When we arrive in Manchester it is to a pub which smells vaguely of urine and has graffiti covered toilets. It is safe to say that I do not look exactly part of the furniture. Other than for the fact that I am drunk, in which respect I am entirely at home.

The room for the gig, in the basement, is dark and atmospheric. It does not hide, however, that there are about twenty people here. I could hazard at least a guess at the identity of seventeen of them. I would also guess at the fact that everyone else is around the sober state of consciousness. All it serves is to make me feel more drunk.

When it is Griffin's turn to play we've formed something of a semi-circle around the stage. There being a distinct possibility that I might have someone's eye out with my flailing arm dancing it is somewhat lucky for all concerned that I am on the outer edge of one side.
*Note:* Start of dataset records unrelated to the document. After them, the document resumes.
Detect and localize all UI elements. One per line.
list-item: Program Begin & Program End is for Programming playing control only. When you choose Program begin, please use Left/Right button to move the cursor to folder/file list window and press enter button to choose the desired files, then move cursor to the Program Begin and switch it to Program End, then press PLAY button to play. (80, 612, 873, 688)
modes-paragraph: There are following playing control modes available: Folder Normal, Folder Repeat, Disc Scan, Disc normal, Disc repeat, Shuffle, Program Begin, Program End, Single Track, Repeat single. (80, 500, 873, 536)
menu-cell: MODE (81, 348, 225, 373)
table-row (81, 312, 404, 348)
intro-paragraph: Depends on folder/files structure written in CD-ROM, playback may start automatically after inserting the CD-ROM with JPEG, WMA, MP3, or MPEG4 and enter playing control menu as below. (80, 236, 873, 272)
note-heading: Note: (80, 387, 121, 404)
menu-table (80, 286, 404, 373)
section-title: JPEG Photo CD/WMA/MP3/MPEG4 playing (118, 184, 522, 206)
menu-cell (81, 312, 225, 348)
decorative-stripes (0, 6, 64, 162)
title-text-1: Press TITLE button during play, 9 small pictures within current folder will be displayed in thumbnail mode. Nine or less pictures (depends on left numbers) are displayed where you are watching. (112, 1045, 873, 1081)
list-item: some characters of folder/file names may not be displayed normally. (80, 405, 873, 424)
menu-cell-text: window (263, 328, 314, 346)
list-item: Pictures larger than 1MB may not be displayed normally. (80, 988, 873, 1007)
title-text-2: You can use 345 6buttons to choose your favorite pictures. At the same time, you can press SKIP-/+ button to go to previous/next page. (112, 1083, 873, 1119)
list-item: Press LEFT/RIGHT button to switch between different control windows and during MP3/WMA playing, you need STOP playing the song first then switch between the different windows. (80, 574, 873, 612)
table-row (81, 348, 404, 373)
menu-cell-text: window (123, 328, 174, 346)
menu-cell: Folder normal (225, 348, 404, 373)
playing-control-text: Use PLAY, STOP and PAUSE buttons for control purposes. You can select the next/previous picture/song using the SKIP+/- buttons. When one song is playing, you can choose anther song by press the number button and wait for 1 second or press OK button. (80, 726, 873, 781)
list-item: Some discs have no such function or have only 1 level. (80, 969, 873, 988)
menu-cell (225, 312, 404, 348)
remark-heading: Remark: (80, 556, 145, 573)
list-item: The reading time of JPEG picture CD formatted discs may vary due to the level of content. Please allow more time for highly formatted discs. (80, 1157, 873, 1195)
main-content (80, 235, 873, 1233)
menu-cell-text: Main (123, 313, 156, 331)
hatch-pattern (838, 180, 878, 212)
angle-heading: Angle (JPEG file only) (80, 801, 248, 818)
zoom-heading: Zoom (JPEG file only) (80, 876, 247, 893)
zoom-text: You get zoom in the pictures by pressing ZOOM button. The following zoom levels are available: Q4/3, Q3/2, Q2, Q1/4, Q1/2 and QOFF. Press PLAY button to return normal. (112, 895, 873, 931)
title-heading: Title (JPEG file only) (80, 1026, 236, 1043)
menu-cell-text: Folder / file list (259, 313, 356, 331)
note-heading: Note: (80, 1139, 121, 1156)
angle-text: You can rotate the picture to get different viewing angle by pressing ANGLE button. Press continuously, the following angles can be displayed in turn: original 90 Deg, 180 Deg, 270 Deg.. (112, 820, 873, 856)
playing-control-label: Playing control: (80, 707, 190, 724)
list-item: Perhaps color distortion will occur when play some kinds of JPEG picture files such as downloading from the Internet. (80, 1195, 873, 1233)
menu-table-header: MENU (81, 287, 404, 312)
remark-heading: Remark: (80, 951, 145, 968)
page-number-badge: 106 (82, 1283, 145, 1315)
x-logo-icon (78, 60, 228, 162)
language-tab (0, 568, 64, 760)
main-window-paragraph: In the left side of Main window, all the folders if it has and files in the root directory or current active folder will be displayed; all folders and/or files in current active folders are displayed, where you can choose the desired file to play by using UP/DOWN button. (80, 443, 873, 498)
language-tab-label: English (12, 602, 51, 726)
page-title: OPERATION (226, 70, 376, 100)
A couple of songs in there has been very little in way of between song banter. As much as I am all about the music (and the slightly deranged dancing) I am a big fan of the between song banter.

"Are you not talking to us tonight?" I shout.

Griffin rolls his eyes. "I've used it all up".

A song later there is some talk of Griffin signing a poster.

"Surely they're worth more unsigned" explodes from my mouth.

Griffin catches my eye. "One minute she's dancing, the next she's heckling".

Gayle turns to me "You know the random drunk woman at the gig in York?"

I nod, suspecting that I know where this is going.

"Well, tonight that's you!".

Griffin starts singing about chips. It is all too bizarre.

"Now she's going!" Griffin says.

The truth is much more damning. I hold up the glass I have just rescued.

"Vodka".

It probably explains a lot.
*This is not as odd as it sounds. I had been on a beach for several hours. Of which I shall return to presently.